Grand Forks Herald March 13, 2005
Base closing chief has experience
Principi closed three VA hospitals, downsized others
By Eric Rosenberg; Hearst Newspapers
Anthony Principi, the White House nominee to run the new military base-closing commission, is no stranger to shutting government facilities.
As President Bush's first secretary of veterans affairs, Principi, 60, set the gears in motion last May to close three veterans hospitals and downsize others before leaving the administration.
Like military bases, VA hospitals are major regional employers, and lawmakers on Capitol Hill are resistant to cost-cutting measures that affect their districts.
Now, as chairman of the nine-member base-closing commission, Principi the former aerospace executive, Vietnam veteran and current vice president of Pfizer Inc., the drug company will preside over the government equivalent of a full-mouth root canal minus the novocaine.
Defense Secretary Donald Rumsfeld says there is as much as 25 percent excess capacity at the country's 425 military facilities, suggesting that perhaps nearly 100 are vulnerable to being closed outright or trimmed back. It will be Principi's job as chairman, a post Bush nominated him for earlier this month, to ensure that the Pentagon justifies its proposed cutbacks.
The White House plans to nominate the other eight members this week. All require Senate confirmation.

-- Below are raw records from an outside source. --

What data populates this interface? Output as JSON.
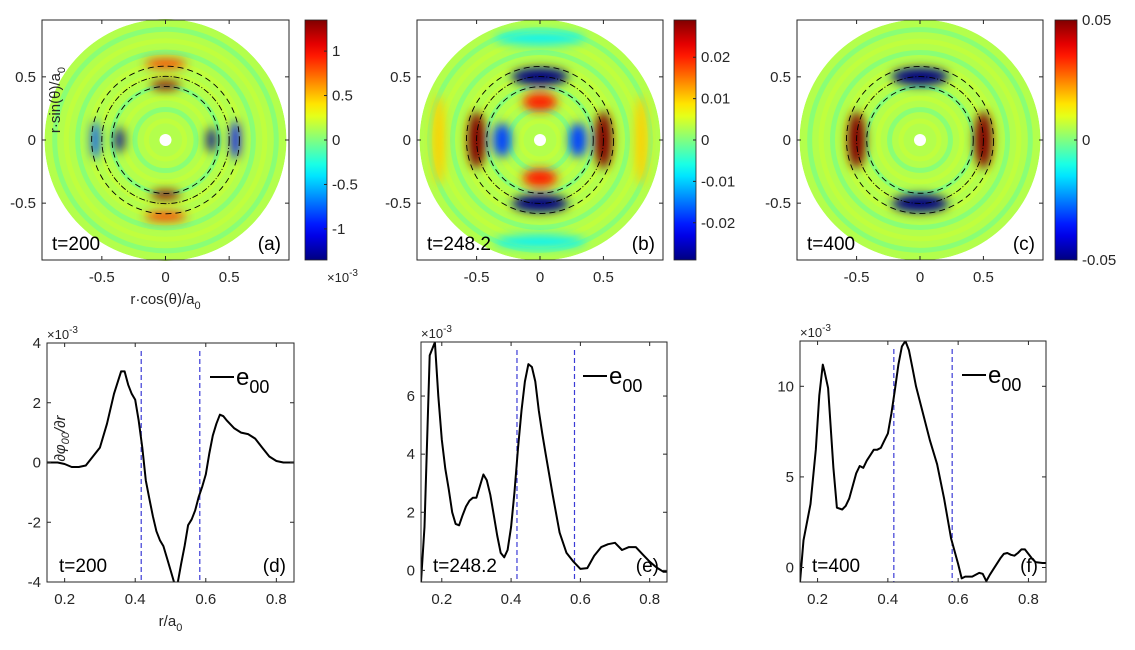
{
  "figure": {
    "colormap": "jet",
    "colors": {
      "axes": "#262626",
      "curve": "#000000",
      "guide_line": "#3b3bd6",
      "ring_line": "#000000"
    }
  },
  "chart_data": [
    {
      "id": "a",
      "type": "heatmap",
      "label": "(a)",
      "time_label": "t=200",
      "title": "",
      "xlabel": "r·cos(θ)/a0",
      "ylabel": "r·sin(θ)/a0",
      "xlim": [
        -0.97,
        0.97
      ],
      "ylim": [
        -0.95,
        0.95
      ],
      "xticks": [
        -0.5,
        0,
        0.5
      ],
      "xticklabels": [
        "-0.5",
        "0",
        "0.5"
      ],
      "yticks": [
        0.5,
        0,
        -0.5
      ],
      "yticklabels": [
        "0.5",
        "0",
        "-0.5"
      ],
      "colorbar": {
        "clim": [
          -1.35,
          1.35
        ],
        "ticks": [
          1,
          0.5,
          0,
          -0.5,
          -1
        ],
        "ticklabels": [
          "1",
          "0.5",
          "0",
          "-0.5",
          "-1"
        ],
        "exponent_label": "×10^-3"
      },
      "rings": [
        0.42,
        0.5,
        0.58
      ],
      "pattern": "m1-shear",
      "features": [
        {
          "r": 0.43,
          "theta_deg": 90,
          "value": 1.3
        },
        {
          "r": 0.43,
          "theta_deg": 270,
          "value": 1.3
        },
        {
          "r": 0.36,
          "theta_deg": 180,
          "value": -1.3
        },
        {
          "r": 0.36,
          "theta_deg": 0,
          "value": -1.3
        },
        {
          "r": 0.55,
          "theta_deg": 0,
          "value": -1.0
        },
        {
          "r": 0.55,
          "theta_deg": 180,
          "value": -0.8
        },
        {
          "r": 0.6,
          "theta_deg": 90,
          "value": 0.9
        },
        {
          "r": 0.6,
          "theta_deg": 270,
          "value": 0.9
        }
      ]
    },
    {
      "id": "b",
      "type": "heatmap",
      "label": "(b)",
      "time_label": "t=248.2",
      "xlabel": "",
      "ylabel": "",
      "xlim": [
        -0.97,
        0.97
      ],
      "ylim": [
        -0.95,
        0.95
      ],
      "xticks": [
        -0.5,
        0,
        0.5
      ],
      "xticklabels": [
        "-0.5",
        "0",
        "0.5"
      ],
      "yticks": [
        0.5,
        0,
        -0.5
      ],
      "yticklabels": [
        "0.5",
        "0",
        "-0.5"
      ],
      "colorbar": {
        "clim": [
          -0.029,
          0.029
        ],
        "ticks": [
          0.02,
          0.01,
          0,
          -0.01,
          -0.02
        ],
        "ticklabels": [
          "0.02",
          "0.01",
          "0",
          "-0.01",
          "-0.02"
        ]
      },
      "rings": [
        0.42,
        0.5,
        0.58
      ],
      "features": [
        {
          "r": 0.5,
          "theta_deg": 0,
          "value": 0.029
        },
        {
          "r": 0.5,
          "theta_deg": 180,
          "value": 0.029
        },
        {
          "r": 0.5,
          "theta_deg": 90,
          "value": -0.029
        },
        {
          "r": 0.5,
          "theta_deg": 270,
          "value": -0.029
        },
        {
          "r": 0.3,
          "theta_deg": 90,
          "value": 0.02
        },
        {
          "r": 0.3,
          "theta_deg": 270,
          "value": 0.02
        },
        {
          "r": 0.3,
          "theta_deg": 0,
          "value": -0.018
        },
        {
          "r": 0.3,
          "theta_deg": 180,
          "value": -0.018
        },
        {
          "r": 0.8,
          "theta_deg": 0,
          "value": 0.01
        },
        {
          "r": 0.8,
          "theta_deg": 180,
          "value": 0.01
        },
        {
          "r": 0.8,
          "theta_deg": 90,
          "value": -0.008
        },
        {
          "r": 0.8,
          "theta_deg": 270,
          "value": -0.008
        }
      ]
    },
    {
      "id": "c",
      "type": "heatmap",
      "label": "(c)",
      "time_label": "t=400",
      "xlabel": "",
      "ylabel": "",
      "xlim": [
        -0.97,
        0.97
      ],
      "ylim": [
        -0.95,
        0.95
      ],
      "xticks": [
        -0.5,
        0,
        0.5
      ],
      "xticklabels": [
        "-0.5",
        "0",
        "0.5"
      ],
      "yticks": [
        0.5,
        0,
        -0.5
      ],
      "yticklabels": [
        "0.5",
        "0",
        "-0.5"
      ],
      "colorbar": {
        "clim": [
          -0.05,
          0.05
        ],
        "ticks": [
          0.05,
          0,
          -0.05
        ],
        "ticklabels": [
          "0.05",
          "0",
          "-0.05"
        ]
      },
      "rings": [
        0.42,
        0.5,
        0.58
      ],
      "features": [
        {
          "r": 0.5,
          "theta_deg": 0,
          "value": 0.05
        },
        {
          "r": 0.5,
          "theta_deg": 180,
          "value": 0.05
        },
        {
          "r": 0.5,
          "theta_deg": 90,
          "value": -0.05
        },
        {
          "r": 0.5,
          "theta_deg": 270,
          "value": -0.05
        }
      ]
    },
    {
      "id": "d",
      "type": "line",
      "label": "(d)",
      "time_label": "t=200",
      "xlabel": "r/a0",
      "ylabel": "∂φ00/∂r",
      "exponent_label": "×10^-3",
      "xlim": [
        0.15,
        0.85
      ],
      "ylim": [
        -4,
        4
      ],
      "xticks": [
        0.2,
        0.4,
        0.6,
        0.8
      ],
      "xticklabels": [
        "0.2",
        "0.4",
        "0.6",
        "0.8"
      ],
      "yticks": [
        4,
        2,
        0,
        -2,
        -4
      ],
      "yticklabels": [
        "4",
        "2",
        "0",
        "-2",
        "-4"
      ],
      "vlines": [
        0.417,
        0.583
      ],
      "legend": {
        "entry": "e",
        "subscript": "00",
        "location": "top-right"
      },
      "series": [
        {
          "name": "e00",
          "x": [
            0.15,
            0.18,
            0.2,
            0.22,
            0.24,
            0.26,
            0.28,
            0.3,
            0.32,
            0.34,
            0.36,
            0.37,
            0.38,
            0.39,
            0.4,
            0.41,
            0.42,
            0.43,
            0.44,
            0.45,
            0.46,
            0.47,
            0.48,
            0.49,
            0.5,
            0.51,
            0.52,
            0.53,
            0.54,
            0.55,
            0.56,
            0.57,
            0.58,
            0.59,
            0.6,
            0.61,
            0.62,
            0.63,
            0.64,
            0.65,
            0.66,
            0.68,
            0.7,
            0.72,
            0.74,
            0.76,
            0.78,
            0.8,
            0.82,
            0.84,
            0.85
          ],
          "y": [
            0.0,
            0.0,
            -0.05,
            -0.15,
            -0.15,
            -0.1,
            0.2,
            0.5,
            1.3,
            2.3,
            3.05,
            3.05,
            2.6,
            2.3,
            2.1,
            1.4,
            0.5,
            -0.6,
            -1.2,
            -1.8,
            -2.3,
            -2.6,
            -2.8,
            -3.2,
            -3.6,
            -4.0,
            -4.05,
            -3.4,
            -2.8,
            -2.1,
            -1.9,
            -1.6,
            -1.15,
            -0.8,
            -0.4,
            0.3,
            0.9,
            1.3,
            1.6,
            1.55,
            1.4,
            1.15,
            1.0,
            0.95,
            0.8,
            0.5,
            0.2,
            0.05,
            0.0,
            0.0,
            0.0
          ]
        }
      ]
    },
    {
      "id": "e",
      "type": "line",
      "label": "(e)",
      "time_label": "t=248.2",
      "xlabel": "",
      "ylabel": "",
      "exponent_label": "×10^-3",
      "xlim": [
        0.14,
        0.85
      ],
      "ylim": [
        -0.4,
        7.86
      ],
      "xticks": [
        0.2,
        0.4,
        0.6,
        0.8
      ],
      "xticklabels": [
        "0.2",
        "0.4",
        "0.6",
        "0.8"
      ],
      "yticks": [
        6,
        4,
        2,
        0
      ],
      "yticklabels": [
        "6",
        "4",
        "2",
        "0"
      ],
      "vlines": [
        0.417,
        0.583
      ],
      "legend": {
        "entry": "e",
        "subscript": "00",
        "location": "top-right"
      },
      "series": [
        {
          "name": "e00",
          "x": [
            0.14,
            0.15,
            0.165,
            0.18,
            0.19,
            0.2,
            0.21,
            0.22,
            0.23,
            0.24,
            0.25,
            0.26,
            0.27,
            0.28,
            0.29,
            0.3,
            0.31,
            0.32,
            0.33,
            0.34,
            0.35,
            0.36,
            0.37,
            0.38,
            0.39,
            0.4,
            0.41,
            0.42,
            0.43,
            0.44,
            0.45,
            0.46,
            0.47,
            0.48,
            0.49,
            0.5,
            0.52,
            0.54,
            0.56,
            0.58,
            0.6,
            0.62,
            0.64,
            0.66,
            0.68,
            0.7,
            0.72,
            0.74,
            0.76,
            0.78,
            0.8,
            0.82,
            0.84,
            0.85
          ],
          "y": [
            -0.4,
            1.5,
            7.4,
            7.85,
            6.0,
            4.5,
            3.5,
            2.8,
            2.0,
            1.6,
            1.55,
            1.9,
            2.2,
            2.4,
            2.5,
            2.5,
            2.9,
            3.3,
            3.1,
            2.6,
            1.9,
            1.2,
            0.6,
            0.45,
            0.7,
            1.5,
            2.7,
            4.2,
            5.5,
            6.5,
            7.1,
            7.0,
            6.5,
            5.5,
            4.7,
            4.0,
            2.6,
            1.3,
            0.6,
            0.3,
            0.05,
            0.08,
            0.5,
            0.8,
            0.9,
            0.95,
            0.7,
            0.8,
            0.8,
            0.55,
            0.3,
            0.1,
            -0.05,
            -0.05
          ]
        }
      ]
    },
    {
      "id": "f",
      "type": "line",
      "label": "(f)",
      "time_label": "t=400",
      "xlabel": "",
      "ylabel": "",
      "exponent_label": "×10^-3",
      "xlim": [
        0.15,
        0.85
      ],
      "ylim": [
        -0.8,
        12.5
      ],
      "xticks": [
        0.2,
        0.4,
        0.6,
        0.8
      ],
      "xticklabels": [
        "0.2",
        "0.4",
        "0.6",
        "0.8"
      ],
      "yticks": [
        10,
        5,
        0
      ],
      "yticklabels": [
        "10",
        "5",
        "0"
      ],
      "vlines": [
        0.417,
        0.583
      ],
      "legend": {
        "entry": "e",
        "subscript": "00",
        "location": "top-right"
      },
      "series": [
        {
          "name": "e00",
          "x": [
            0.15,
            0.16,
            0.18,
            0.195,
            0.205,
            0.215,
            0.22,
            0.23,
            0.245,
            0.255,
            0.27,
            0.28,
            0.29,
            0.3,
            0.31,
            0.32,
            0.33,
            0.34,
            0.35,
            0.36,
            0.37,
            0.38,
            0.39,
            0.4,
            0.41,
            0.42,
            0.43,
            0.44,
            0.45,
            0.46,
            0.47,
            0.48,
            0.5,
            0.52,
            0.54,
            0.56,
            0.58,
            0.6,
            0.61,
            0.62,
            0.64,
            0.66,
            0.67,
            0.68,
            0.69,
            0.7,
            0.72,
            0.73,
            0.74,
            0.75,
            0.76,
            0.77,
            0.78,
            0.79,
            0.8,
            0.81,
            0.82,
            0.84,
            0.85
          ],
          "y": [
            -0.8,
            1.5,
            3.5,
            6.5,
            9.5,
            11.2,
            10.8,
            9.9,
            5.5,
            3.3,
            3.2,
            3.4,
            3.8,
            4.5,
            5.2,
            5.6,
            5.5,
            5.9,
            6.2,
            6.5,
            6.5,
            6.6,
            7.0,
            7.4,
            8.5,
            9.8,
            11.2,
            12.2,
            12.5,
            12.0,
            11.0,
            10.0,
            8.5,
            7.0,
            5.7,
            3.8,
            1.6,
            0.2,
            -0.6,
            -0.5,
            -0.5,
            -0.3,
            -0.35,
            -0.75,
            -0.4,
            -0.1,
            0.5,
            0.75,
            0.8,
            0.7,
            0.65,
            0.8,
            1.0,
            1.0,
            0.75,
            0.5,
            0.3,
            0.25,
            0.25
          ]
        }
      ]
    }
  ]
}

Closing bases or realigning them by transferring military units from one to another will allow the Pentagon to spend the savings "to improve the quality of life of men and women in uniform, force protection and investments in weapons systems," Rumfeld told a Senate panel last month.
Some critics contend that the defense chief exaggerates the amount of fat that could be cut.
John Pike, director of Global Security.org, a nonpartisan defense and security research organization, noted that the Army is boosting its rolls by 30,000 troops and will need U.S. facilities to house them, as well as to accommodate forces being transferred from Europe.
"When they talk about 25 percent excess, I just don't see it," Pike said.
Buttressing Rumsfeld's quest are findings from a January Government Accountability Office (GAO) report, which concluded that the four previous base closing rounds in 1988, 1991, 1993 and 1995 have saved the military $28.9 billion. GAO, the investigative branch of Congress, also concluded that the actions, which included the closings of 97 major facilities and hundreds of realignments or closures of smaller facilities, did not inflict severe hurt on regional economies.
Criteria
The Pentagon in January published the criteria for determining which facilities will be on the hit list. They include the military value of a facility, the condition of the land and buildings on a base and whether the airspace is suitable for training, the ability of a facility to accommodate so-called surge forces in time of crisis, the environmental impact of closing a facility and the economic impact on the local community.
Changes
There are two major changes in the design of the new commission. There is an additional member adding up to nine members instead of eight and a rule requiring that any commission action requires approval of at least seven members. The changes make it more difficult for the commission to tinker with the Pentagon's hit list.
If history is a guide, odds are fairly good that once a base is placed on the Pentagon list, the commission will keep it there.
Charles Smith, who served as executive director of the 1995 base closing commission, said that the commissions "generally don't do much changing. About 80 percent to 85 percent of the list is approved."
Candidates
House and Senate leaders have recommended six candidates for the commission, but President Bush has the final say in nominating the panel.
Among those names congressional leaders have put forward are retired Gen. John Coburn, former Army deputy chief of staff, retired Navy Adm. Harold Gehman Jr., former supreme allied commander of the Atlantic; Philip Coyle, the Pentagon's former chief weapons tester, and former Rep. James Hansen, R-Utah, a critic of the 1995 base-closing round after President Clinton stepped in to help military facilities in San Antonio and Sacramento.
Hansen, whose state stood to lose jobs because of Clinton's actions, accused Clinton of trying to gain favor in vote-rich states.
What's to come
The VA hospital closures may provide clues about how Principi might manage the base-closing commission.
Principi prevailed in the VA cutbacks, in part because he is well regarded on both sides of the political divide and is sensitive to the needs of Congress. A congressional aide for 10 years earlier in his career, Principi originally had sought to close additional hospitals but scaled back his hit list on advice of an independent panel. In addition, the closures came with sweeteners of new hospital construction and expanded out-patient clinics for vets.
"If you're not going to work with Congress, you're going to fail," he told reporters last year, adding that "I worked very, very hard to ensure that Congress understood the reason, the rationale, why we're undertaking this."